Are you concerned this big change will have an impact on your mental health?  No, an event won’t trigger it for me. I had chemically-caused clinical depression. I’ll have to take five different medications for the rest of my life. Years ago I was told I’d be flaky and unreliable because of it but that’s absolutely not true. Seeing how busy I am shows them how wrong they were. Being a people pleaser means I’m terrified of letting other people down, but I feel I’ve proved myself now and I’m enjoying every moment.

What would happen if you stopped the medication?  Well, in July I had an allergic reaction to something that made my eyes and face swell up. I was given steroids which helped. A few days later John and I went to London to see Barbra Streisand in Hyde Park. We were in our hotel when suddenly I completely crashed, emotionally, really badly. The steroids had cancelled out my medication.

How did you feel?  I hit rock bottom over night. My confidence and my personality just totally vanished. I was like a shell of myself. I couldn’t even go down for breakfast because I didn’t want to see anyone. When you’re in the public eye, sometimes that’s just not an option, so I had to hide away. Jon wouldn’t leave me on my own because I was in such a bad place. We went home and I had to wait for my medication to kick back in. A week later I was totally back to myself. And that’s such an important point to make – with the right medication or professional help, you can get better. I’ve haven’t had a dip since.

What does Jon mean to you?  We’re still very much in love and we miss each other when we’re apart. He’s my soul mate and my best friend. I’m high maintenance because I wear my heart on my sleeve but he puts up with me! He knows exactly what I’m thinking and he makes me laugh. Over a decade ago, when I was really ill, he was absolutely amazing. He’s the strongest person I know. To be loved is the most wonderful feeling. I’m so lucky to have it, fourth time round. It took me a while, but he’s the one. I couldn’t be without him, he’s my everything.

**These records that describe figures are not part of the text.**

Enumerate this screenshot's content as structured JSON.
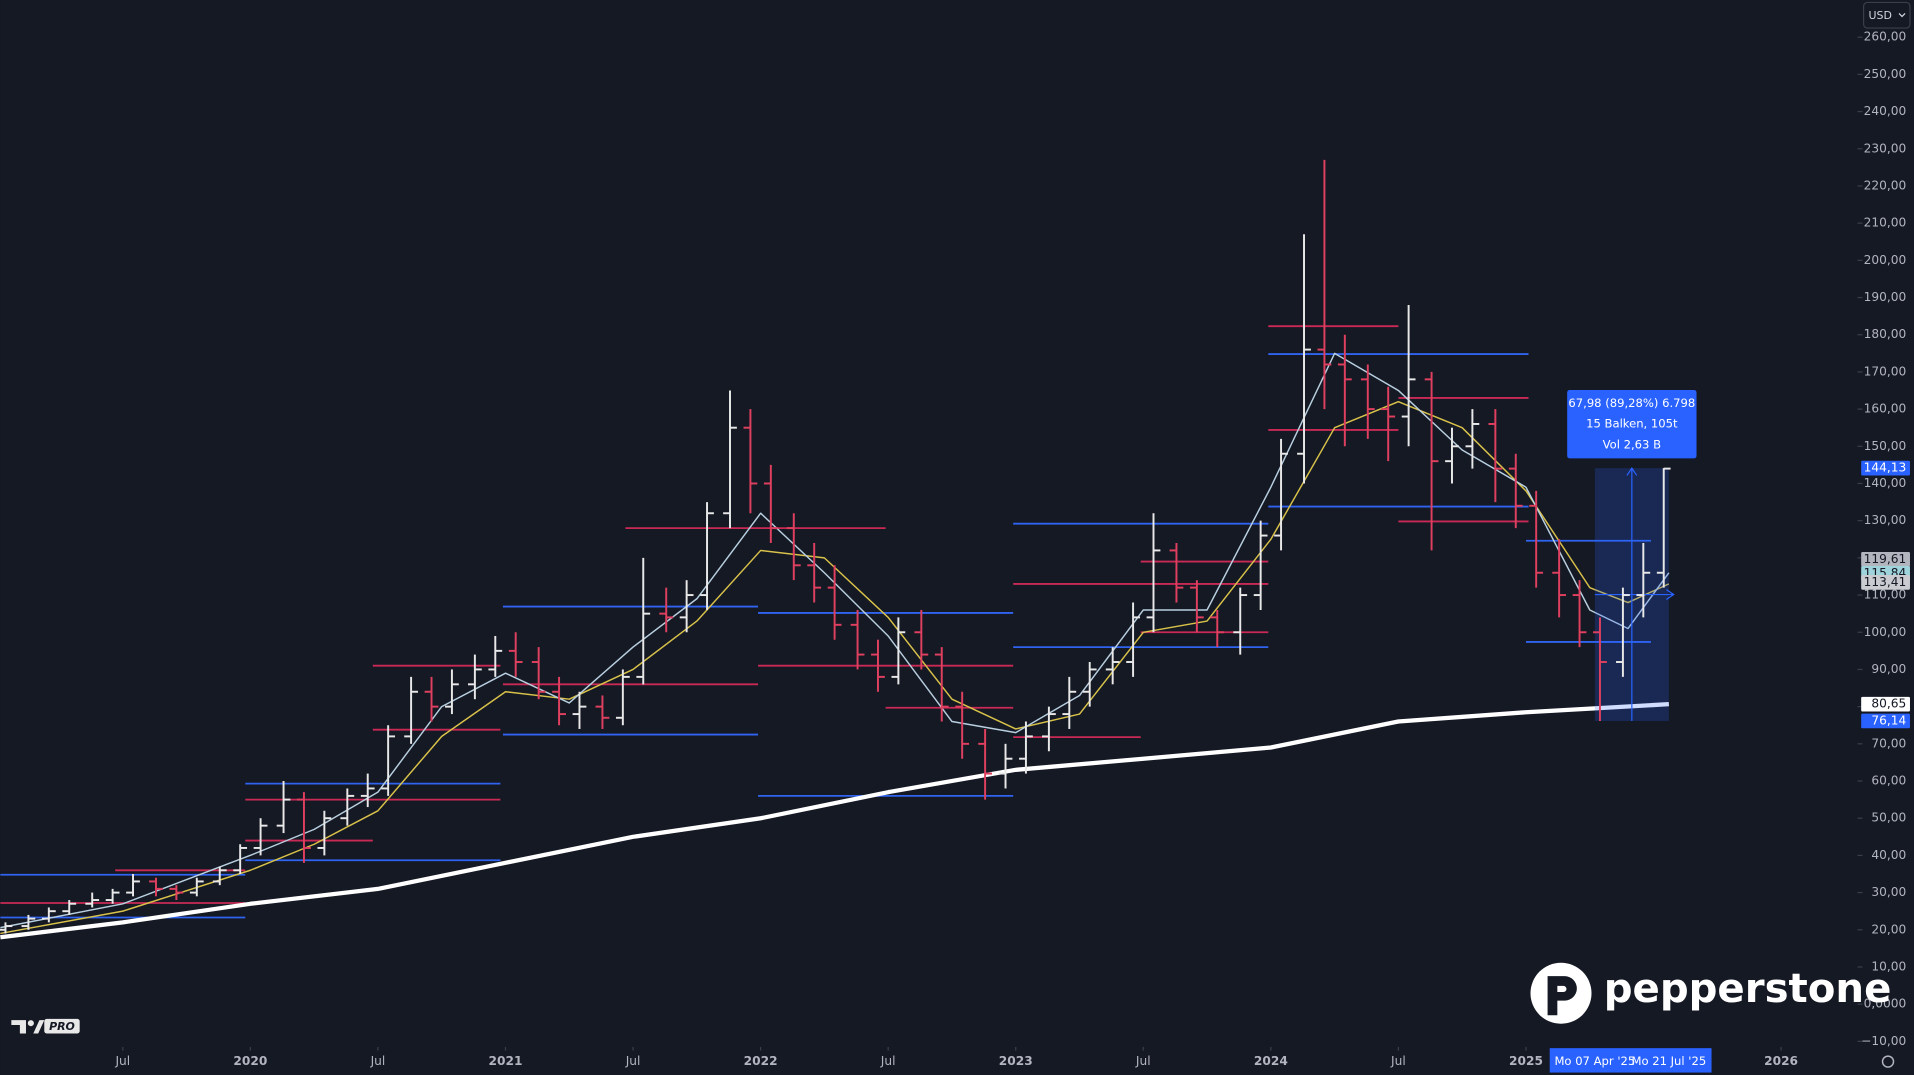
{
  "chart_data": {
    "type": "ohlc",
    "currency": "USD",
    "x": [
      2019.04,
      2019.13,
      2019.21,
      2019.29,
      2019.38,
      2019.46,
      2019.54,
      2019.63,
      2019.71,
      2019.79,
      2019.88,
      2019.96,
      2020.04,
      2020.13,
      2020.21,
      2020.29,
      2020.38,
      2020.46,
      2020.54,
      2020.63,
      2020.71,
      2020.79,
      2020.88,
      2020.96,
      2021.04,
      2021.13,
      2021.21,
      2021.29,
      2021.38,
      2021.46,
      2021.54,
      2021.63,
      2021.71,
      2021.79,
      2021.88,
      2021.96,
      2022.04,
      2022.13,
      2022.21,
      2022.29,
      2022.38,
      2022.46,
      2022.54,
      2022.63,
      2022.71,
      2022.79,
      2022.88,
      2022.96,
      2023.04,
      2023.13,
      2023.21,
      2023.29,
      2023.38,
      2023.46,
      2023.54,
      2023.63,
      2023.71,
      2023.79,
      2023.88,
      2023.96,
      2024.04,
      2024.13,
      2024.21,
      2024.29,
      2024.38,
      2024.46,
      2024.54,
      2024.63,
      2024.71,
      2024.79,
      2024.88,
      2024.96,
      2025.04,
      2025.13,
      2025.21,
      2025.29,
      2025.38,
      2025.46,
      2025.54
    ],
    "open": [
      20,
      21,
      23,
      25,
      27,
      28,
      30,
      33,
      31,
      30,
      33,
      36,
      42,
      48,
      55,
      42,
      50,
      56,
      58,
      72,
      84,
      80,
      86,
      90,
      95,
      92,
      84,
      78,
      80,
      77,
      88,
      105,
      104,
      110,
      132,
      155,
      140,
      128,
      118,
      112,
      102,
      94,
      88,
      100,
      94,
      80,
      70,
      62,
      66,
      72,
      78,
      84,
      90,
      92,
      104,
      122,
      112,
      104,
      100,
      110,
      126,
      148,
      176,
      172,
      168,
      160,
      158,
      168,
      146,
      150,
      156,
      144,
      134,
      116,
      110,
      100,
      92,
      110,
      116
    ],
    "high": [
      22,
      24,
      26,
      28,
      30,
      31,
      35,
      34,
      32,
      34,
      37,
      43,
      50,
      60,
      57,
      52,
      58,
      62,
      75,
      88,
      88,
      90,
      94,
      99,
      100,
      96,
      88,
      84,
      83,
      90,
      120,
      112,
      114,
      135,
      165,
      160,
      145,
      132,
      124,
      118,
      106,
      98,
      104,
      106,
      96,
      84,
      74,
      70,
      76,
      80,
      88,
      92,
      96,
      108,
      132,
      124,
      114,
      106,
      112,
      130,
      152,
      207,
      227,
      180,
      172,
      166,
      188,
      170,
      155,
      160,
      160,
      148,
      138,
      125,
      114,
      104,
      112,
      124,
      144.13
    ],
    "low": [
      19,
      20,
      22,
      24,
      26,
      27,
      29,
      29,
      28,
      29,
      32,
      35,
      40,
      46,
      38,
      40,
      48,
      53,
      56,
      70,
      76,
      78,
      82,
      88,
      88,
      82,
      75,
      74,
      74,
      75,
      86,
      100,
      100,
      106,
      128,
      132,
      124,
      114,
      108,
      98,
      90,
      84,
      86,
      90,
      76,
      66,
      55,
      58,
      62,
      68,
      74,
      80,
      86,
      88,
      100,
      108,
      100,
      96,
      94,
      106,
      122,
      140,
      160,
      150,
      152,
      146,
      150,
      122,
      140,
      144,
      135,
      128,
      112,
      104,
      96,
      76.14,
      88,
      104,
      112
    ],
    "close": [
      21,
      23,
      25,
      27,
      28,
      30,
      33,
      31,
      30,
      33,
      36,
      42,
      48,
      55,
      42,
      50,
      56,
      58,
      72,
      84,
      80,
      86,
      90,
      95,
      92,
      84,
      78,
      80,
      77,
      88,
      105,
      104,
      110,
      132,
      155,
      140,
      128,
      118,
      112,
      102,
      94,
      88,
      100,
      94,
      80,
      70,
      62,
      66,
      72,
      78,
      84,
      90,
      92,
      104,
      122,
      112,
      104,
      100,
      110,
      126,
      148,
      176,
      172,
      168,
      160,
      158,
      168,
      146,
      150,
      156,
      144,
      134,
      116,
      110,
      100,
      92,
      110,
      116,
      144
    ],
    "colors": {
      "up": "#e8e8e8",
      "down": "#e0405f"
    },
    "xlim": [
      2019.02,
      2026.29
    ],
    "ylim": [
      -11.5,
      270
    ],
    "xticks": [
      {
        "value": 2019.5,
        "label": "Jul"
      },
      2020,
      {
        "value": 2020.5,
        "label": "Jul"
      },
      2021,
      {
        "value": 2021.5,
        "label": "Jul"
      },
      2022,
      {
        "value": 2022.5,
        "label": "Jul"
      },
      2023,
      {
        "value": 2023.5,
        "label": "Jul"
      },
      2024,
      {
        "value": 2024.5,
        "label": "Jul"
      },
      2025,
      2026
    ],
    "yticks": [
      {
        "value": 260,
        "label": "260,00"
      },
      {
        "value": 250,
        "label": "250,00"
      },
      {
        "value": 240,
        "label": "240,00"
      },
      {
        "value": 230,
        "label": "230,00"
      },
      {
        "value": 220,
        "label": "220,00"
      },
      {
        "value": 210,
        "label": "210,00"
      },
      {
        "value": 200,
        "label": "200,00"
      },
      {
        "value": 190,
        "label": "190,00"
      },
      {
        "value": 180,
        "label": "180,00"
      },
      {
        "value": 170,
        "label": "170,00"
      },
      {
        "value": 160,
        "label": "160,00"
      },
      {
        "value": 150,
        "label": "150,00"
      },
      {
        "value": 140,
        "label": "140,00"
      },
      {
        "value": 130,
        "label": "130,00"
      },
      {
        "value": 120,
        "label": "120,00"
      },
      {
        "value": 110,
        "label": "110,00"
      },
      {
        "value": 100,
        "label": "100,00"
      },
      {
        "value": 90,
        "label": "90,00"
      },
      {
        "value": 80,
        "label": "80,00"
      },
      {
        "value": 70,
        "label": "70,00"
      },
      {
        "value": 60,
        "label": "60,00"
      },
      {
        "value": 50,
        "label": "50,00"
      },
      {
        "value": 40,
        "label": "40,00"
      },
      {
        "value": 30,
        "label": "30,00"
      },
      {
        "value": 20,
        "label": "20,00"
      },
      {
        "value": 10,
        "label": "10,00"
      },
      {
        "value": 0,
        "label": "0,0000"
      },
      {
        "value": -10,
        "label": "−10,00"
      }
    ],
    "lines": [
      {
        "color": "#ffffff",
        "width": 3.5,
        "x": [
          2019.02,
          2019.5,
          2020,
          2020.5,
          2021,
          2021.5,
          2022,
          2022.5,
          2023,
          2023.5,
          2024,
          2024.5,
          2025,
          2025.56
        ],
        "values": [
          18,
          22,
          27,
          31,
          38,
          45,
          50,
          57,
          63,
          66,
          69,
          76,
          78.5,
          80.65
        ]
      },
      {
        "color": "#d9c24a",
        "width": 1.2,
        "x": [
          2019.02,
          2019.5,
          2020,
          2020.25,
          2020.5,
          2020.75,
          2021,
          2021.25,
          2021.5,
          2021.75,
          2022,
          2022.25,
          2022.5,
          2022.75,
          2023,
          2023.25,
          2023.5,
          2023.75,
          2024,
          2024.25,
          2024.5,
          2024.75,
          2025,
          2025.25,
          2025.4,
          2025.56
        ],
        "values": [
          19,
          25,
          36,
          43,
          52,
          72,
          84,
          82,
          90,
          103,
          122,
          120,
          104,
          82,
          74,
          78,
          100,
          103,
          125,
          155,
          162,
          155,
          138,
          112,
          108,
          113
        ]
      },
      {
        "color": "#b8cfe0",
        "width": 1.2,
        "x": [
          2019.02,
          2019.5,
          2020,
          2020.25,
          2020.5,
          2020.75,
          2021,
          2021.25,
          2021.5,
          2021.75,
          2022,
          2022.25,
          2022.5,
          2022.75,
          2023,
          2023.25,
          2023.5,
          2023.75,
          2024,
          2024.25,
          2024.5,
          2024.75,
          2025,
          2025.25,
          2025.4,
          2025.56
        ],
        "values": [
          20.6,
          27,
          40,
          47,
          57,
          80,
          89,
          81,
          96,
          109,
          132,
          116,
          99,
          76,
          73,
          83,
          106,
          106,
          139,
          175,
          165,
          149,
          139,
          106,
          101,
          116
        ]
      }
    ],
    "levels": [
      {
        "color": "#2f63f0",
        "value": 34.8,
        "x": [
          2019.02,
          2019.98
        ]
      },
      {
        "color": "#2f63f0",
        "value": 23.3,
        "x": [
          2019.02,
          2019.98
        ]
      },
      {
        "color": "#2f63f0",
        "value": 59.3,
        "x": [
          2019.98,
          2020.98
        ]
      },
      {
        "color": "#2f63f0",
        "value": 38.7,
        "x": [
          2019.98,
          2020.98
        ]
      },
      {
        "color": "#2f63f0",
        "value": 106.9,
        "x": [
          2020.99,
          2021.99
        ]
      },
      {
        "color": "#2f63f0",
        "value": 72.5,
        "x": [
          2020.99,
          2021.99
        ]
      },
      {
        "color": "#2f63f0",
        "value": 105.2,
        "x": [
          2021.99,
          2022.99
        ]
      },
      {
        "color": "#2f63f0",
        "value": 56,
        "x": [
          2021.99,
          2022.99
        ]
      },
      {
        "color": "#2f63f0",
        "value": 129.2,
        "x": [
          2022.99,
          2023.99
        ]
      },
      {
        "color": "#2f63f0",
        "value": 96,
        "x": [
          2022.99,
          2023.99
        ]
      },
      {
        "color": "#2f63f0",
        "value": 174.8,
        "x": [
          2023.99,
          2025.01
        ]
      },
      {
        "color": "#2f63f0",
        "value": 133.8,
        "x": [
          2023.99,
          2025.01
        ]
      },
      {
        "color": "#2f63f0",
        "value": 124.6,
        "x": [
          2025.0,
          2025.49
        ]
      },
      {
        "color": "#2f63f0",
        "value": 97.4,
        "x": [
          2025.0,
          2025.49
        ]
      },
      {
        "color": "#c92a55",
        "value": 36,
        "x": [
          2019.47,
          2019.98
        ]
      },
      {
        "color": "#c92a55",
        "value": 27.2,
        "x": [
          2019.02,
          2019.98
        ]
      },
      {
        "color": "#c92a55",
        "value": 55,
        "x": [
          2019.98,
          2020.98
        ]
      },
      {
        "color": "#c92a55",
        "value": 44,
        "x": [
          2019.98,
          2020.48
        ]
      },
      {
        "color": "#c92a55",
        "value": 91,
        "x": [
          2020.48,
          2020.98
        ]
      },
      {
        "color": "#c92a55",
        "value": 73.8,
        "x": [
          2020.48,
          2020.98
        ]
      },
      {
        "color": "#c92a55",
        "value": 128,
        "x": [
          2021.47,
          2022.49
        ]
      },
      {
        "color": "#c92a55",
        "value": 86,
        "x": [
          2020.99,
          2021.99
        ]
      },
      {
        "color": "#c92a55",
        "value": 91,
        "x": [
          2021.99,
          2022.99
        ]
      },
      {
        "color": "#c92a55",
        "value": 79.7,
        "x": [
          2022.49,
          2022.99
        ]
      },
      {
        "color": "#c92a55",
        "value": 113,
        "x": [
          2022.99,
          2023.99
        ]
      },
      {
        "color": "#c92a55",
        "value": 71.8,
        "x": [
          2022.99,
          2023.49
        ]
      },
      {
        "color": "#c92a55",
        "value": 119,
        "x": [
          2023.49,
          2023.99
        ]
      },
      {
        "color": "#c92a55",
        "value": 100,
        "x": [
          2023.49,
          2023.99
        ]
      },
      {
        "color": "#c92a55",
        "value": 182.3,
        "x": [
          2023.99,
          2024.5
        ]
      },
      {
        "color": "#c92a55",
        "value": 154.4,
        "x": [
          2023.99,
          2024.5
        ]
      },
      {
        "color": "#c92a55",
        "value": 163,
        "x": [
          2024.5,
          2025.01
        ]
      },
      {
        "color": "#c92a55",
        "value": 129.8,
        "x": [
          2024.5,
          2025.01
        ]
      }
    ],
    "measure": {
      "x": [
        2025.27,
        2025.56
      ],
      "range": [
        76.14,
        144.13
      ],
      "label": [
        "67,98 (89,28%) 6.798",
        "15 Balken, 105t",
        "Vol 2,63 B"
      ],
      "dates": [
        "Mo 07 Apr '25",
        "Mo 21 Jul '25"
      ],
      "color": "#2962ff"
    },
    "price_labels": [
      {
        "value": 144.13,
        "label": "144,13",
        "background": "#2962ff",
        "text_color": "#ffffff"
      },
      {
        "value": 119.61,
        "label": "119,61",
        "background": "#b2b5be",
        "text_color": "#131722"
      },
      {
        "value": 115.84,
        "label": "115,84",
        "background": "#9fd3dc",
        "text_color": "#131722"
      },
      {
        "value": 113.41,
        "label": "113,41",
        "background": "#c9cbd1",
        "text_color": "#131722"
      },
      {
        "value": 80.65,
        "label": "80,65",
        "background": "#ffffff",
        "text_color": "#131722"
      },
      {
        "value": 76.14,
        "label": "76,14",
        "background": "#2962ff",
        "text_color": "#ffffff"
      }
    ]
  },
  "branding": {
    "logo": "pepperstone",
    "badge": "PRO"
  }
}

How will you celebrate your tenth anniversary next year?  We’re going to renew our vows but it will be just us, barefoot on a beach. I’ll wear something simple and floaty and we’ll write our own vows. I adored our gorgeous wedding a decade ago, but it was madness with paps climbing trees and helicopters overhead. I’d like something simple this time.

You’ve worked with icons on Corrie – who have been your favourites?  Julie Goodyear [Bet Lynch] was so kind to me and used to destroy me with laughter. Barbara Knox [Rita Sullivan] is still unbeatable. And of course Anne Kirkbride [Deirdre Barlow] was wonderful and I’ll miss laughing with Sue Cleaver [Eileen Grimshaw]. It’s five years since we lost Anne, and I still miss her every day. I’ve learnt to live with her not being here. I keep a photo of her in my dressing room and sometimes I’ll say: ‘What would you say? Come on girl, give me strength!’ She’d be proud of me. After she died, I moved into her dressing room and her name’s still on the door. When I leave I’ll take it with me. She’s mine!

Which Corrie memories will stay with you?  The amazing storylines Liz had – her baby dying, Jim beating her up and becoming landlady of The Rovers. My favourite times were when Bet, Alec, Jack and Liz were all in The Rovers. Once we were laughing so much the director made us all stand with our backs to one another for four minutes to recover. It was like being on the naughty step. Simon Gregson [Liz’s on-screen son, Steve] and I still can’t work together without laughing and Kym Marsh and I once needed 27 takes!

Has it sunk in yet that you’re leaving?  I’ll be on screen til late summer 2020 so I don’t think it’ll sink in until my last day. It will be emotional but I’m so excited. Jon can run his business remotely so he’ll come on the road with me, as next autumn we go tour with The Thunder Girls all over the UK. There’s already been requests for the show to go out as far as Australia, Canada and New Zealand, so who knows where we’ll end up. Norman, our black Russian terrier puppy, is coming, we’ve even got his passport ready. I never thought I would be feeling this good in my sixties but I’m on top of the world. I’ve just got that feeling that the best is yet to come!